Pancras C. Wong, PhD
Pancras C. Wong is a Senior Research Fellow in Cardiovascular and Fibrosis Drug Discovery at Bristol-Myers Squibb Company. Dr. Wong received his BA degree in Chemistry from the University of Oregon - Eugene, Oregon, and PhD in Pharmacology from
the University of Minnesota - Minneapolis. Prior to joining Bristol-Myers Squibb in 2001, he started his pharmaceutical career at Hoechst-Roussell Pharmaceuticals and the DuPont Company.
Dr. Wong has dedicated over 35 years to drug discovery research in the pharmaceutical industry and has co-discovered two blockbuster drugs, losartan (Cozaar®) and apixaban (Eliquis®). Losartan is the first-in-class of antihypertensive drugs
known as angiotensin II receptor blockers (ARB). Dr. Wong played an integral role in the discovery of receptor subtypes for angiotensin II, AT1 and AT2, and the identification of losartan as a selective AT1 receptor antagonist, which led to the
eventual cloning of the AT1 and AT2 angiotensin receptors. Apixaban is a factor Xa inhibitor. It is a direct oral anticoagulant with improved safety, efficacy, and ease of use compared with warfarin, the previous standard of care oral anticoagulant.
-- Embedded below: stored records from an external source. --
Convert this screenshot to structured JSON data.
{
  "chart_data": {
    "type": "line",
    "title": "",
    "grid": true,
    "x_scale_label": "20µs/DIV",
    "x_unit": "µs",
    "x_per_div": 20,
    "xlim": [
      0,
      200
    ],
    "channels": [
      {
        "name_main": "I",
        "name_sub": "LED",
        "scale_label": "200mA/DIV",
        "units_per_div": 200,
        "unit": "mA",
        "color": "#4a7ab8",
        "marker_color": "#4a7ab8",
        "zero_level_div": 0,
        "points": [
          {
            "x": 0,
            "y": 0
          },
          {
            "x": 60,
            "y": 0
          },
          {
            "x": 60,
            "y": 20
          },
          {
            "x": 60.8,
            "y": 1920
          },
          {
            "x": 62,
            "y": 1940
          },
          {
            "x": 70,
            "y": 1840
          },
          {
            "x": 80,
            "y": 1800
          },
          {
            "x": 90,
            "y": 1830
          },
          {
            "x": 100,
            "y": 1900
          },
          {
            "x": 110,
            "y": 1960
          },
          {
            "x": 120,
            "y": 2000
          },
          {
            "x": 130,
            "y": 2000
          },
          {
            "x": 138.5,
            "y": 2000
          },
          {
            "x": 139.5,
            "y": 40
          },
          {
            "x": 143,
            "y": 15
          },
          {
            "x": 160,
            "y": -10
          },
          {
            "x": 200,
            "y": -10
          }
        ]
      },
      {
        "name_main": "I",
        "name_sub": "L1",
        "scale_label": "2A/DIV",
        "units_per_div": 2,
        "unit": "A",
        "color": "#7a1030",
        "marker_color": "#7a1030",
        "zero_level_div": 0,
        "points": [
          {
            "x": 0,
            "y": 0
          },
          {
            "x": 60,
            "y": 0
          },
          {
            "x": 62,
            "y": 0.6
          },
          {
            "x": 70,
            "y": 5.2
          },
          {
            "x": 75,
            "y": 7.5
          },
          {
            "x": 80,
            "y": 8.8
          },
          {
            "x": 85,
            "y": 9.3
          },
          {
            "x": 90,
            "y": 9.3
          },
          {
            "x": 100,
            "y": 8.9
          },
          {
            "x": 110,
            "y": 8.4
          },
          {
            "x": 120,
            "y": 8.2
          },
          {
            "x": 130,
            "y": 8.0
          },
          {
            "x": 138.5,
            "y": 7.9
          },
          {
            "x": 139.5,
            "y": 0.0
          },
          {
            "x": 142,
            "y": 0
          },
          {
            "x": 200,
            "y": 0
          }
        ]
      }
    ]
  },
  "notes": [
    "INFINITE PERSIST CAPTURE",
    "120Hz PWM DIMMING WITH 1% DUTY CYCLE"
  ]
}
Apixaban has become the best-in-class direct oral anticoagulant and a new standard of care for the treatment of thrombotic disorders.
At Bristol-Myers Squibb, Dr. Wong continues his research on the next generation of antithrombotic agents, as demonstrated by the recent discoveries of PAR4 antagonists as potential antiplatelet agents and factor XIa inhibitors as potential anticoagulants.
He also conducts research on new heart failure therapies. Dr. Wong has authored over 180 papers. He was named an inventor in 17 patents and applications. The American Society for Information Science and Technology designated Dr. Wong in 2001 as
a Highly Cited Pharmacologist.
Dr. Wong is an elected Fellow of the American Heart Association (FAHA), a member of ASPET and the British Pharmacological Society. An ASPET member since 1990, Dr. Wong has served as an Executive Committee member of the Division for Drug Discovery
and Development, invited speaker at the ASPET Annual Meeting at EB 2002. He was also an Adjunct Professor of Pharmacology at the Temple University Medical School (2001-2003). Dr. Wong has received a number of prestigious awards, including the
American Chemical Society Team Innovation Award for the discovery of Cozaar (1997), the Ondetti & Cushman Award from Bristol-Myers Squibb (2011), the Robert R. Ruffolo Career Achievement Award in Pharmacology from ASPET (2013), the American
Chemical Society Heroes of Chemistry Award for the discovery of Eliquis (2015), the Sir James Black Award for Contributions to Drug Discovery of Eliquis from the British Pharmacological Society (2018).